Юный Гилас, который тоже всадил дротик в кишки одного врага, схватил дымящийся сосновый факел, который уронил умирающий, и завертел у себя над головой, пока тот ярко не разгорелся. Затем побежал к Ясону, который, склонившись, чтобы рассмотреть человека у своих ног, убедился, что это — действительно царь Кизик, пронзенный копьем, своим даром, которым владел некогда его отец Эней.
Кизик открыл глаза и прохрипел: «Клета! Клета»! затем кровь хлынула у него изо рта, и его не стало.
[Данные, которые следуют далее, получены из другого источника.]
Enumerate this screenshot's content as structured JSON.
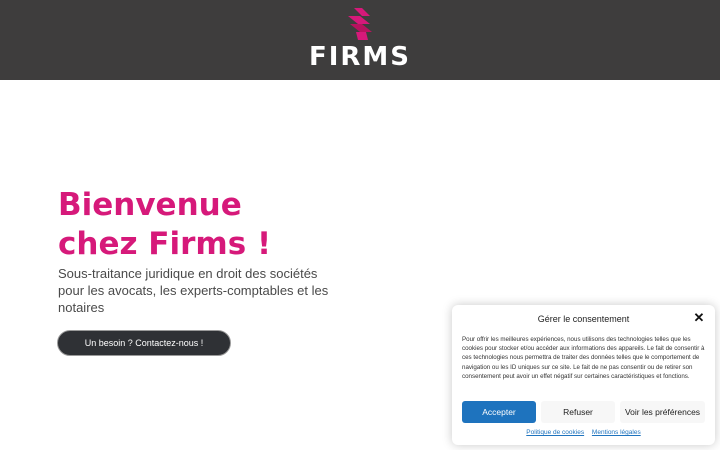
{
  "header": {
    "logo_text": "FIRMS",
    "colors": {
      "background": "#3e3d3d",
      "brand": "#d6197a"
    }
  },
  "hero": {
    "title_line1": "Bienvenue",
    "title_line2": "chez Firms !",
    "subtitle": "Sous-traitance juridique en droit des sociétés pour les avocats, les experts-comptables et les notaires",
    "cta_label": "Un besoin ? Contactez-nous !"
  },
  "consent": {
    "title": "Gérer le consentement",
    "close_icon": "close-icon",
    "text": "Pour offrir les meilleures expériences, nous utilisons des technologies telles que les cookies pour stocker et/ou accéder aux informations des appareils. Le fait de consentir à ces technologies nous permettra de traiter des données telles que le comportement de navigation ou les ID uniques sur ce site. Le fait de ne pas consentir ou de retirer son consentement peut avoir un effet négatif sur certaines caractéristiques et fonctions.",
    "accept_label": "Accepter",
    "refuse_label": "Refuser",
    "prefs_label": "Voir les préférences",
    "cookie_policy_link": "Politique de cookies",
    "legal_link": "Mentions légales",
    "accent_color": "#1e73be"
  }
}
Теперь они наконец поняли, что проскочили устье реки Риндакос, уйдя миль на двадцать пять вперед, и что Триединая Богиня, горькой шутки ради, привела аргонавтов к тому же перешейку, от которого они отплыли за два дня до того, но с другой стороны.
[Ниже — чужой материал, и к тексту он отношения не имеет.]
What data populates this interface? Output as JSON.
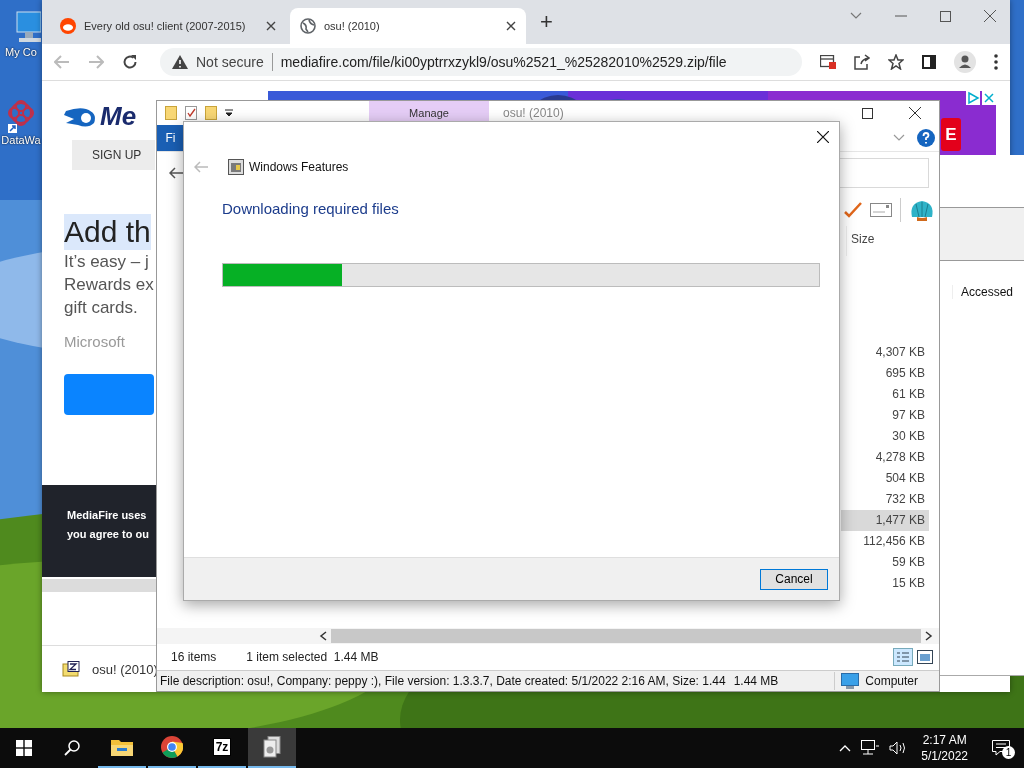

Ясон приказал вестнику Эхиону вступить во дворец и там, по его повелению, заключить мир с Клетой, братом Кизика и оставшимися в живых долионскими вождями. Эхион храбро принял это опасное поручение, но когда он, наконец, получил позволение войти и попросил провести его к Клете, он обнаружил, что она повесилась на балке в своем брачном покое. Он перерезал веревку, но было уже слишком поздно.
Забрезжило утро, светлое и неспокойное. Ветер вздымал огромные волны, с воем набегавшие на пляж и разбивавшиеся в брызги о корму «Арго». Долионы разыскали своих убитых и потребовали за каждого возмещения, и траурный плач, словно волчий вой, раздавался из каждого дома. Аргонавты стояли, подавленные, маленькими кучками, шепчась друг с другом. Только Идас осмелился высказаться, он шагнул к Ясону и произнес:
— На нас нет вины за это деяние. Кровь наших дорогих хозяев должна пасть только на их головы. Почему ты пренебрег предупреждением Орфея? Почему не умилостивил Богиню?
Ясон положил руку на рукоять меча и сказал:
— Идас, ты поклялся подчиняться мне, как своему капитану. Теперь я приказываю тебе молчать. Послушай меня. Смерть моего злосчастного царственного брата тяжко давит мне на сердце, и все же я считаю, что мне следует корить за это себя не больше, чем тебя. Ясно, что Великая Богиня всех нас сделала орудиями своего мщения за смерть своего священного льва. Пусть же сама Богиня, а не мы, ответит за содеянное нынче же ночью. Никто из нас не был убит или даже ранен, не считая царапины-другой, что примечательно и ясно показывает, что ее праведный гнев обрушился целиком на долионов.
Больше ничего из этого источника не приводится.